Thanx @José Carlos Santos, $$ I=\pi\bigg[\int_0^{\pi/2}f(x)dx+\int_{\pi/2}^{3\pi/2}f(x)dx+\int_{\pi/2}^{2\pi}f(x)dx\bigg]\\ =\pi\Big[\int_0^{1}\big[\frac{t^7}{7}-\frac{2t^9}{9}+\frac{t^{11}}{11}\big]dt+\int_{1}^{-1}\big[\frac{t^7}{7}-\frac{2t^9}{9}+\frac{t^{11}}{11}\big]dt+\int_{-1}^{0}\big[\frac{t^7}{7}-\frac{2t^9}{9}+\frac{t^{11}}{11}\big]dt\Big]=0 $$ Even If I split the limits, seems like it still gives me $0$, how do I deal with it properly ?

Answer 1

Note that your substitution is not working because the substitution rule works only for one-one functions, whereas $\sin x$ is not a one-one function in $(0,2\pi)$. Instead, use the fact that $$\int_0^{2a}f(x)dx=\int_0^af(x)+f(2a-x)dx$$ $$\implies I=\int_0^{2\pi}x\sin^6x\cos^5xdx$$ $$=\int_0^\pi(x+2\pi-x)\sin^6x\cos^5xdx$$ $$=2\pi\int_0^\pi\sin^6x\cos^5xdx$$ Again apply the same property and get $$I=2\pi\int_0^{\pi/2}\sin^6x\cos^5x-\sin^6x\cos^5xdx$$ $$=0$$

Answer 2

Hint

Applying the rule

$$\int_a^bf(x)dx = \int_a^bf(a+b-x)dx$$

$$I = \int_0^{2\pi}x\sin^6x\cos^5xdx = \int_0^{2\pi}(2\pi-x)\sin^6(2\pi-x)\cos^5(2\pi-x)dx$$

Using the fact that $\sin(2\pi-x) = -\sin x$ and $\cos(2\pi-x) = \cos x$

$$I = \pi\int_0^{2\pi}\sin^6x \cos^5x dx$$

Answer 3

In order to compute$$\int_0^{\pi/2}x\sin^x(x)\cos^5(x)\,\mathrm dx\tag1$$using the substitution that you mentioned, then, since, when $x$ goes from $0$ to $\frac\pi2$, $\sin(x)$ goes from $0$ to $1$, you get$$\int_0^1\arcsin(t)(t^6-2t^8+t^{10})\,\mathrm dt=\frac{4(-5\,156+3\,465\pi)}{2\,401\,245}.$$So, $(1)=\frac{4(-5\,156+3\,465\pi)}{2\,401\,245}$.

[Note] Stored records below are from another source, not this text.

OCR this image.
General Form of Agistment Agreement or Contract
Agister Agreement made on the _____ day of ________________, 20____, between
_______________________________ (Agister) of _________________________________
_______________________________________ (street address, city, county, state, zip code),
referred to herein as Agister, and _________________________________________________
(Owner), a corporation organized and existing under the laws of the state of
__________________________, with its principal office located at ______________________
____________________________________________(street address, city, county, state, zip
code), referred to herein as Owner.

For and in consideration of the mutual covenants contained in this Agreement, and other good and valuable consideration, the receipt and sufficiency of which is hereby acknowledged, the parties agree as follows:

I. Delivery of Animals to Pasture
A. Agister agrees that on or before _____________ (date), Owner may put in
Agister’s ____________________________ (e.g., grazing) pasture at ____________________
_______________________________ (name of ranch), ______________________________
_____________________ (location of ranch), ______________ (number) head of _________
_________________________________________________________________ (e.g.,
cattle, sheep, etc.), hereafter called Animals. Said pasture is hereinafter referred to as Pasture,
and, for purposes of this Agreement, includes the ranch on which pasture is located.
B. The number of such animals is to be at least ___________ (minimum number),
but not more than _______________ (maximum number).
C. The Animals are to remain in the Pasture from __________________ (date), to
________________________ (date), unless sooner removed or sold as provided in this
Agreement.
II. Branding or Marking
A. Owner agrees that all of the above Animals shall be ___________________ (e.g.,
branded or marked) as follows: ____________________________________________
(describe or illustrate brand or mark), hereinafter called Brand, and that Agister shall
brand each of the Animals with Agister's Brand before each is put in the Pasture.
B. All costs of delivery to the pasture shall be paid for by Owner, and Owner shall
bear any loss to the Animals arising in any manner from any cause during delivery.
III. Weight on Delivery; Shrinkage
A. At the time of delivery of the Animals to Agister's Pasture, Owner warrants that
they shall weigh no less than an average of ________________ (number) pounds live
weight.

Now, using the same idea in order to compute$$\int_{\pi/2}^{3\pi/2}x\sin^x(x)\cos^5(x)\,\mathrm dx,$$what you get is$$\int_1^{-1}\bigl(\pi-\arcsin(t)\bigr)(t^6-2t^8+t^{10})\,\mathrm dt=-\frac{16\pi}{693}.$$Can you take it from here?